Again, quantity is associated with negative correlation to price. As seen above, the correlation between price of ETH and AAAT is -0.09, meaning that when active addresses (quantity) grow faster than average transaction value (quality), prices react negatively.
Furthermore, visualizing the metric versus price, on a logarithmic chart, we can see that price has historically stayed beneath AAAT and has acted as resistance. But, when price does cross (similar to a golden cross) above AAAT, that means good things for price growth (see first black box).
Unfortunately, price recently fell beneath AAAT back in December 2018 (second black box), which may signal further price weakness ahead for ETH, if nothing changes in the quality metrics.
However, one positive note might be the dynamic between AAAT and TAAR.
As seen via the logarithmic charts below, TAAR and AAAT have the ability to act as a counterbalance within the fundamental price movements. For example, in late-December 2015, a declining TAAR and increasing AAAT met (on daily and 30 day averages), and bounced off one another (first black box), which saw AAAT move lower (red arrow) and TAAR move higher.
That “collision” sparked a dramatic increase in price of ETH in Q1 2016 (green arrow) and ultimately laid the foundation for the remarkable two year bull market (2016-17) ether experienced. At time of writing, TAAR is decreasing and AAAT increasing, with the divergence between the two becoming increasingly smaller (second black box).
If history repeats itself, which is tepid given the sample size limitations, another “collision” could be forming, which could mean a price bottom, and probable reignition of a bull cycle for ETH. If history repeats itself even more closely, this dynamic will unfold in late Q4 of 2019, which should set the stage for a similar surge in ETH prices in Q1 2020, as seen prior in Q1 2016.

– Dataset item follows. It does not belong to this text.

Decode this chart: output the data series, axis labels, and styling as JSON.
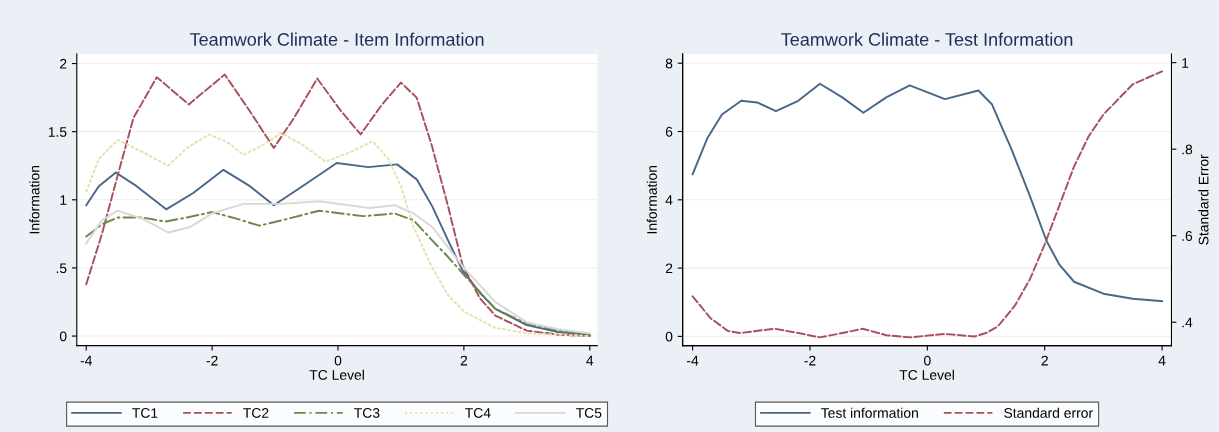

It seems that the fundamental indicators which one may assume positively drive price movements, in theory, are actually negatively correlated to in ETH price. There are three possible explanations:
- The principal assumptions of what drives price and network growth for digital asset ecosystems are incorrect.
- The limited amount of data we have to measure these dynamics are not sufficient to draw accurate hypotheses or conclusions.
- Something beyond the fundamentals is driving the price of ETH, which might be sentiment or liquidity (distressed sales of ICO proceeds).
Personally, I hypothesize that it is a mix of all three. However, once a bottom is found, and assuming nothing extremely negative has occurred to damage the overall viability narrative, price is likely to recover more rapidly than other digital assets in the Top 5. Principally, due to the potency of sentiment swinging back positive from overly depressed price levels without systemic technological issues, coupled with pent up buying demand, i.e. rubberband effect.
Disclaimer: this article is for educational purposes only and should not be considered investment or trading advice.